Government looking for unmanned aircraft
Manila: The government is looking at unmanned aircraft as well as software such as Google Earth to protect the country’s forests from illegal activities.
Joselin Marcus Fragada, Davao region executive director of the Department of Environment and Natural Resources (DENR), said the government is eyeing the use of modern equipment such as remotely piloted aircraft, or drones, as well as hand-held X-ray devices, to safeguard the country’s forest cover which is under siege by illegal loggers.
Fragada said in an article by the Philippine Information Agency that they are planning to acquire a device that can see through solid objects such as metal shipping containers where smuggled logs and cut lumber as usually hidden.

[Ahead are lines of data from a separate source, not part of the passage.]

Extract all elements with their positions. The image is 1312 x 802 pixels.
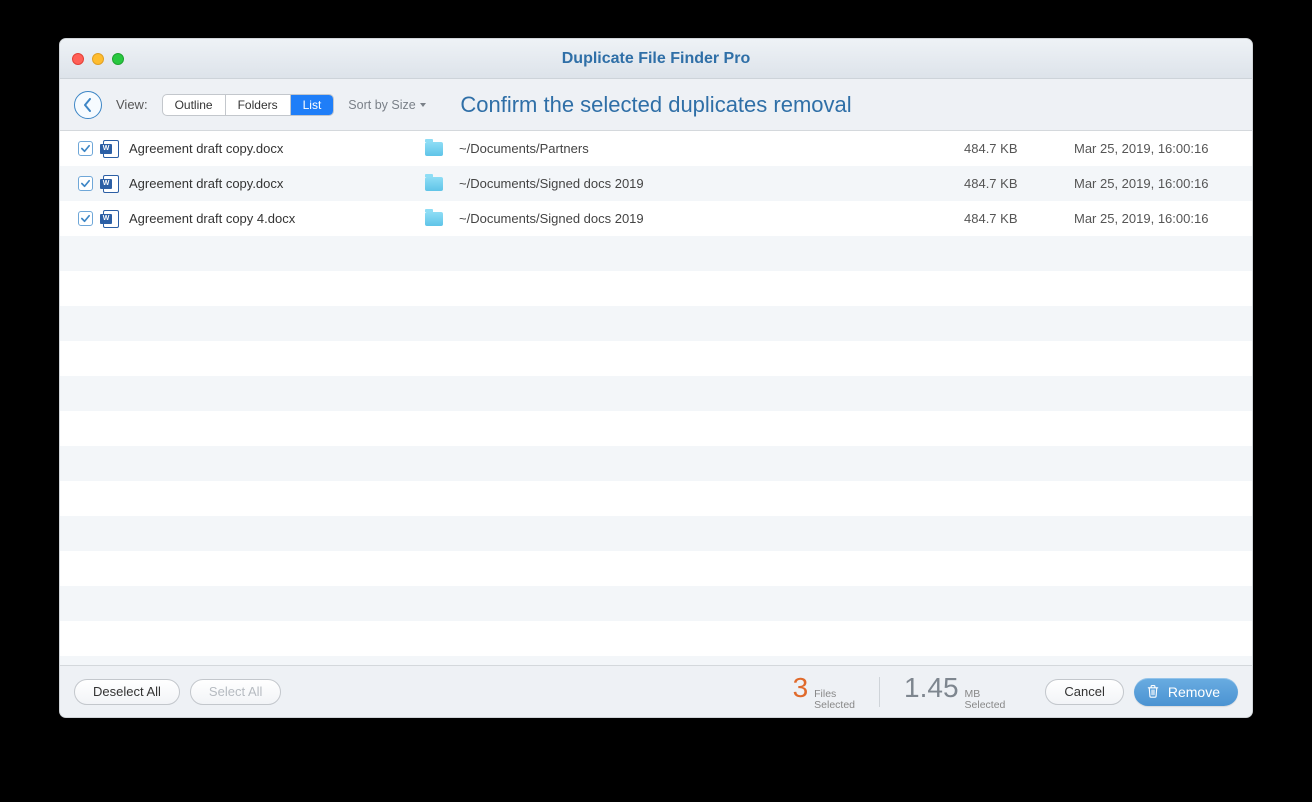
empty-row [60,656,1252,665]
file-path: ~/Documents/Signed docs 2019 [453,211,954,226]
view-list-tab[interactable]: List [290,95,334,115]
empty-row [60,236,1252,271]
file-date: Mar 25, 2019, 16:00:16 [1074,211,1234,226]
empty-row [60,341,1252,376]
table-row[interactable]: Agreement draft copy 4.docx ~/Documents/… [60,201,1252,236]
file-date: Mar 25, 2019, 16:00:16 [1074,176,1234,191]
folder-icon [425,177,443,191]
empty-row [60,481,1252,516]
files-count-value: 3 [793,672,809,704]
size-selected-stat: 1.45 MB Selected [898,672,1011,711]
view-segmented-control: Outline Folders List [162,94,335,116]
view-folders-tab[interactable]: Folders [225,95,290,115]
docx-icon [103,175,119,193]
docx-icon [103,140,119,158]
row-checkbox[interactable] [78,176,93,191]
window-title: Duplicate File Finder Pro [60,50,1252,68]
files-selected-stat: 3 Files Selected [787,672,861,711]
close-window-button[interactable] [72,53,84,65]
empty-row [60,446,1252,481]
table-row[interactable]: Agreement draft copy.docx ~/Documents/Si… [60,166,1252,201]
empty-row [60,516,1252,551]
back-button[interactable] [74,91,102,119]
check-icon [80,213,91,224]
view-label: View: [116,97,148,112]
file-name: Agreement draft copy.docx [129,141,409,156]
chevron-down-icon [420,103,426,107]
sort-menu[interactable]: Sort by Size [348,98,425,112]
trash-icon [1146,684,1160,699]
size-label-2: Selected [965,700,1006,711]
folder-icon [425,212,443,226]
empty-row [60,621,1252,656]
remove-button[interactable]: Remove [1134,678,1238,706]
table-row[interactable]: Agreement draft copy.docx ~/Documents/Pa… [60,131,1252,166]
remove-button-label: Remove [1168,684,1220,700]
app-window: Duplicate File Finder Pro View: Outline … [59,38,1253,718]
file-size: 484.7 KB [964,141,1064,156]
row-checkbox[interactable] [78,141,93,156]
zoom-window-button[interactable] [112,53,124,65]
view-outline-tab[interactable]: Outline [163,95,225,115]
file-table-body: Agreement draft copy.docx ~/Documents/Pa… [60,131,1252,665]
size-value: 1.45 [904,672,959,704]
file-path: ~/Documents/Partners [453,141,954,156]
file-size: 484.7 KB [964,211,1064,226]
sort-label: Sort by Size [348,98,415,112]
file-size: 484.7 KB [964,176,1064,191]
divider [879,677,880,707]
empty-row [60,551,1252,586]
file-path: ~/Documents/Signed docs 2019 [453,176,954,191]
minimize-window-button[interactable] [92,53,104,65]
chevron-left-icon [83,98,93,112]
empty-row [60,306,1252,341]
empty-row [60,271,1252,306]
check-icon [80,178,91,189]
file-date: Mar 25, 2019, 16:00:16 [1074,141,1234,156]
select-all-button[interactable]: Select All [190,679,281,705]
file-table: Agreement draft copy.docx ~/Documents/Pa… [60,131,1252,665]
deselect-all-button[interactable]: Deselect All [74,679,180,705]
traffic-lights [60,53,124,65]
folder-icon [425,142,443,156]
files-label-2: Selected [814,700,855,711]
empty-row [60,586,1252,621]
row-checkbox[interactable] [78,211,93,226]
file-name: Agreement draft copy.docx [129,176,409,191]
cancel-button[interactable]: Cancel [1045,679,1123,705]
toolbar: View: Outline Folders List Sort by Size … [60,79,1252,131]
check-icon [80,143,91,154]
docx-icon [103,210,119,228]
footer: Deselect All Select All 3 Files Selected… [60,665,1252,717]
file-name: Agreement draft copy 4.docx [129,211,409,226]
titlebar: Duplicate File Finder Pro [60,39,1252,79]
empty-row [60,376,1252,411]
empty-row [60,411,1252,446]
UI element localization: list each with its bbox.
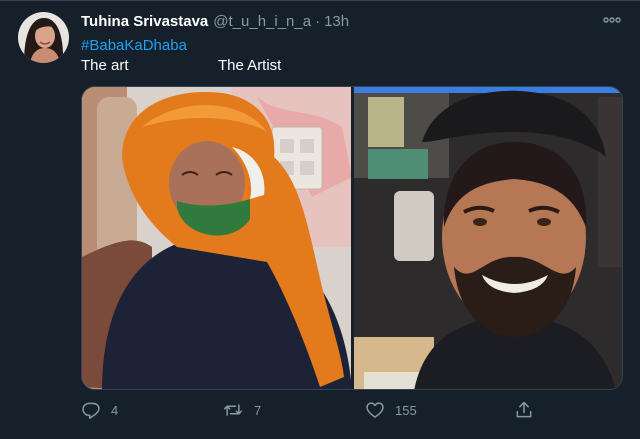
share-button[interactable] (514, 400, 534, 420)
author-name[interactable]: Tuhina Srivastava (81, 13, 208, 30)
caption-left: The art (81, 57, 129, 74)
media-photo-left[interactable] (82, 87, 351, 389)
retweet-count: 7 (254, 402, 262, 418)
tweet-actions: 4 7 155 (0, 398, 640, 426)
caption-right: The Artist (218, 57, 282, 74)
tweet-media (81, 86, 623, 390)
tweet-card: Tuhina Srivastava @t_u_h_i_n_a · 13h #Ba… (0, 0, 640, 439)
tweet-header: Tuhina Srivastava @t_u_h_i_n_a · 13h (81, 13, 349, 33)
retweet-button[interactable]: 7 (222, 400, 261, 420)
hashtag-link[interactable]: #BabaKaDhaba (81, 37, 187, 54)
author-handle[interactable]: @t_u_h_i_n_a (213, 13, 311, 30)
retweet-icon (223, 404, 243, 416)
share-icon (516, 401, 532, 418)
avatar[interactable] (18, 12, 69, 63)
like-count: 155 (395, 402, 417, 418)
tweet-timestamp[interactable]: 13h (324, 13, 349, 30)
divider (0, 0, 640, 1)
reply-button[interactable]: 4 (81, 400, 118, 420)
separator-dot: · (315, 13, 321, 30)
media-photo-right[interactable] (354, 87, 622, 389)
heart-icon (366, 402, 384, 418)
like-button[interactable]: 155 (365, 400, 417, 420)
more-icon[interactable] (602, 12, 622, 28)
reply-count: 4 (111, 402, 119, 418)
reply-icon (82, 402, 100, 419)
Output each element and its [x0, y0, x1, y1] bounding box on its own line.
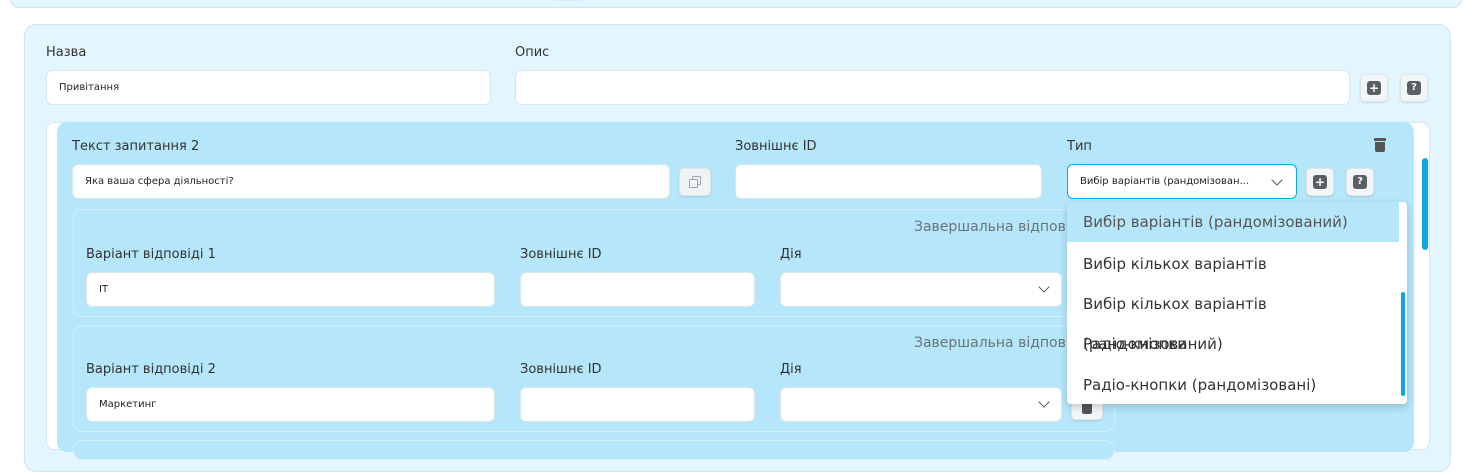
- question-type-label: Тип: [1067, 139, 1092, 154]
- answer-label: Варіант відповіді 2: [86, 362, 216, 377]
- delete-question-icon[interactable]: [1374, 138, 1386, 152]
- final-answer-label: Завершальна відповід: [914, 219, 1080, 235]
- question-text-input[interactable]: Яка ваша сфера діяльності?: [72, 164, 670, 199]
- type-help-button[interactable]: ?: [1346, 168, 1374, 196]
- plus-icon: +: [1367, 81, 1381, 95]
- answer-input[interactable]: Маркетинг: [86, 387, 495, 422]
- type-option[interactable]: Вибір кількох варіантів: [1067, 244, 1399, 284]
- question-type-value: Вибір варіантів (рандомізован...: [1080, 176, 1250, 187]
- answer-action-select[interactable]: [780, 387, 1062, 422]
- add-type-button[interactable]: +: [1306, 168, 1334, 196]
- plus-icon: +: [1313, 175, 1327, 189]
- type-option[interactable]: Радіо-кнопки (рандомізовані): [1067, 365, 1399, 404]
- drag-handle[interactable]: [555, 0, 585, 1]
- answer-input[interactable]: IT: [86, 272, 495, 307]
- dropdown-scrollbar[interactable]: [1401, 292, 1405, 396]
- type-dropdown-menu: Вибір варіантів (рандомізований) Вибір к…: [1067, 202, 1407, 404]
- answer-action-label: Дія: [780, 247, 802, 262]
- name-label: Назва: [46, 45, 87, 60]
- question-external-id-label: Зовнішнє ID: [735, 139, 817, 154]
- answer-card: [73, 440, 1115, 460]
- answer-external-id-input[interactable]: [520, 387, 755, 422]
- description-label: Опис: [515, 45, 550, 60]
- type-option[interactable]: Вибір кількох варіантів (рандомізований): [1067, 284, 1399, 353]
- help-button[interactable]: ?: [1400, 74, 1428, 102]
- question-type-select[interactable]: Вибір варіантів (рандомізован...: [1067, 164, 1297, 199]
- name-input[interactable]: Привітання: [46, 70, 491, 105]
- copy-button[interactable]: [679, 168, 711, 196]
- answer-label: Варіант відповіді 1: [86, 247, 216, 262]
- questions-scrollbar[interactable]: [1422, 158, 1428, 250]
- type-option[interactable]: Вибір варіантів (рандомізований): [1067, 202, 1399, 242]
- type-option[interactable]: Радіо-кнопки: [1067, 324, 1399, 364]
- help-icon: ?: [1407, 81, 1421, 95]
- answer-external-id-label: Зовнішнє ID: [520, 247, 602, 262]
- add-button[interactable]: +: [1360, 74, 1388, 102]
- question-text-label: Текст запитання 2: [72, 139, 200, 154]
- answer-action-label: Дія: [780, 362, 802, 377]
- copy-icon: [689, 176, 701, 188]
- description-input[interactable]: [515, 70, 1350, 105]
- question-external-id-input[interactable]: [735, 164, 1042, 199]
- final-answer-label: Завершальна відповід: [914, 335, 1080, 351]
- help-icon: ?: [1353, 175, 1367, 189]
- previous-panel-edge: [10, 0, 1462, 8]
- answer-external-id-label: Зовнішнє ID: [520, 362, 602, 377]
- answer-external-id-input[interactable]: [520, 272, 755, 307]
- answer-action-select[interactable]: [780, 272, 1062, 307]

The DENR official said the department is planning to buy units of Walleye X-ray imaging system for use by field units in Davao.
Davao City is considered the city in the country with thousands of hectares of forestland, most of which are in remote areas where illegal logging can take place without the knowledge of authorities.
President Benigno Aquino, early this year, issued an executive order imposing an indefinite ban on logging until 2016 in an effort to preserve the country’s remaining forest cover.
Illegal harvest of timber had often been blamed for causing massive flooding in several areas of the country that cost the lives of hundreds of Filipinos every year.
The country’s forest cover has also been cited as one of the most critically endangered in the world.
Illegal logging has also been blamed for disrupting the balance of the country’s ecosystem with the loss of so many trees that sustain life for so many species of plants and animals.
Aside from plans to use X-ray technology, the DENR said it plans to acquire drones to monitor the forest and detect illegal logging activities.
Other than drones and X-ray equipment, authorities said they will also use readily available software, such as satellite images provided by Google Earth, to zero in on local illegal logging sites.
Another plan by the DENR, calls for placing radio frequency tags on young trees to alert authorities if they are prematurely cut.
Authorities have increasingly find it difficult to enforce the ban on logging as well-financed syndicates, some with connection with authorities, continue to flaunt the country’s law on the illegal harvest of timber.